図1:物販系分野のBtoC-EC市場規模及びEC化率の経年推移(単位:億円)
出典:経済産業省「物流危機とフィジカルインターネット」(第1回フィジカルインターネット会議資料)
図2:トラックの積載効率の推移 営業用 (積載効率=輸送トンキロ/能力トンキロ)
出典:経済産業省「物流危機とフィジカルインターネット」(第1回フィジカルインターネット会議資料)
ドライバー不足は最も深刻で、さらにドライバーの高齢化が進むため、今後その傾向に拍車がかかることが予想されます。担い手不足を解消するため、2024年度からトラックドライバーの時間外労働の上限規制など働き方改革が実施される予定で、ドライバーの労働環境改善は進むことが期待されています。しかし、こうした改革でドライバーの待遇が改善されれば、その分物流コストが上昇すると懸念の声もあがっています。また、省エネや脱炭素化の観点からトラックなど大型車両によるCO2排出量削減の動きが高まるなど、物流を巡る効率化は待ったなしの状況になっています。
図3:道路貨物運送業の運転従事者数(千人)の推移
出典:経済産業省「物流危機とフィジカルインターネット」(第1回フィジカルインターネット会議資料)
図4:トラックドライバーの平均年齢
出典:経済産業省「物流危機とフィジカルインターネット」(第1回フィジカルインターネット会議資料)
フィジカルインターネット実現のカギは?
「1対1」から「1対多」への物流改革を実現するには、いくつかのハードルがあります。1つ目は共有(シェアリング)です。発送地から目的地までの輸送で、自社だけでなく他社の荷物を同じ経路で運ぶ物流の共有です。そのためには同じ業種でシェアリングすることが近道。例えば、2020年8月にコンビニ大手3社が東京都内で共同配送の実証実験を行いました。この実験では宅配大手の大型物流施設に商品をいったん運び入れたのち、3社の店舗が近接する地域ごとに同じトラックで納品しました。
2つ目は荷物のサイズを企業間で統一するなど配送品形状の工夫です。商品のサイズや梱包などが各社異なっていて標準のパレットに収まらないために積載率が低下しているといわれています。大きさは違っていても組み合わせてパレットに収まれば積載率が改善され、積み下ろし作業も効率化できます。もちろんパレットの標準化も重要課題です。
もうひとつは、システム化。これは範囲が広く、最適の配送ルートを渋滞時などリアルタイムで判断できる地図情報システムの導入が欠かせません。また、検品や受け渡し、荷下ろしなどの伝票や請求書など、伝票および受け渡しデータの標準化が不可欠です。受発注事務の省力化や決済事務に関して企業間でやり取りするEDI(電子データ交換)の導入が求められるでしょう。
経済産業省、国土交通省で議論、2040年目標
経済産業省と国土交通省は2021年10月から有識者で構成する「フィジカルインターネット実現会議」を順次開催し、インターネット通信の考え方を適用する新たな物流の仕組みについて議論しています。会議では2040年の実現を目指し、業界別のワーキンググループを組成。2030年を目標とするアクションプランを作成する意向です。

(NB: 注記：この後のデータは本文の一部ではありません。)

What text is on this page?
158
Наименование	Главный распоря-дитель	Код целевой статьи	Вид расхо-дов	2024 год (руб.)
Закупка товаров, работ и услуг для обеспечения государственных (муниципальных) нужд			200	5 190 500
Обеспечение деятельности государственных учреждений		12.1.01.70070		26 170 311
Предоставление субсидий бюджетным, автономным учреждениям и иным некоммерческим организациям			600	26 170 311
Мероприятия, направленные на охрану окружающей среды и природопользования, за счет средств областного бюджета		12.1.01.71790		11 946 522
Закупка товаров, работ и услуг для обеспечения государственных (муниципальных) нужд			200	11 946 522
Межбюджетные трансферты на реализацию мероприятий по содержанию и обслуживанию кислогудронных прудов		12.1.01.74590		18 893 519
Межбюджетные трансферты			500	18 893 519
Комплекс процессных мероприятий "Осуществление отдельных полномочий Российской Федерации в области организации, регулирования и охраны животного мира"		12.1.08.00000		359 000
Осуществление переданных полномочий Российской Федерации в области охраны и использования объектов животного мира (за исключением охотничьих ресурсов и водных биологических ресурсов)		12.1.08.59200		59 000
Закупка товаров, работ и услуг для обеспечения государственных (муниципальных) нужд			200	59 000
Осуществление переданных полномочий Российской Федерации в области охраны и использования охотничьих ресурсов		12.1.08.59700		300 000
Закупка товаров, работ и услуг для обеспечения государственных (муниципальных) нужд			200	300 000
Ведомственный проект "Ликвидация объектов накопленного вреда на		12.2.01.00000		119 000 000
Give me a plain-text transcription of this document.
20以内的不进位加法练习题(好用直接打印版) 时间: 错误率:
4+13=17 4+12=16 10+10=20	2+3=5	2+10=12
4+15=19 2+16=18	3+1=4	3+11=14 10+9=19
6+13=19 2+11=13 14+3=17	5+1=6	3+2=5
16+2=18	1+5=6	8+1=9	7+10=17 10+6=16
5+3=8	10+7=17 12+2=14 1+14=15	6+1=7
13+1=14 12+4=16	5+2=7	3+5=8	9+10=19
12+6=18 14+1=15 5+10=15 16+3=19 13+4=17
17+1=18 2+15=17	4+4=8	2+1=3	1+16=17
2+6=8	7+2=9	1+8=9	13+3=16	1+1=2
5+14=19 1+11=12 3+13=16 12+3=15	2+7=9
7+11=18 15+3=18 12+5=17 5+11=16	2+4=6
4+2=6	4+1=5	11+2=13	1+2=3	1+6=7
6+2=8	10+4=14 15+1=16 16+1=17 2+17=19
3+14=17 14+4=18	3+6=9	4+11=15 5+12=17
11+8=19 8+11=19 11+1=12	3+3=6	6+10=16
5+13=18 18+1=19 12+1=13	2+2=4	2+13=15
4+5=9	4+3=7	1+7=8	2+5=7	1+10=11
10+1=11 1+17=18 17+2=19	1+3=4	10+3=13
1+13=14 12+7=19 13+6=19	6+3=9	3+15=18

フィジカルインターネットの動きは欧米で2010年以降に始まり、2014年から国際会議も開催されています。モノを物理的に動かすのは、デジタルの力だけでは完結できませんが、改善は可能です。物流の世界では近年、サプライチェーン(商品の製造段階から販売・消費までの流れ)を効率的にする全体最適化の考え方が広がっています。
フィジカルインターネットは、単一的に向いていたモノの流れを複線化させていく試みで画期的ですが、国内でもその動きは少しずつ出てきています。前述したコンビニ3社の共同配送のほか、新幹線や高速バスを使って生鮮品(野菜や鮮魚)を輸送する「貨客混載」や、大手の食品会社と飲料会社のトラック共同輸送など、具体的な取り組みが増えています。
ただ、フィジカルインターネットによる配送効率化で配送納期のスピードが低下し、迅速配送を願う顧客ニーズに相反する可能性があります。安定的な物流システムを持続させるには、利用者の物流に対する理解を深めることが必要かもしれません。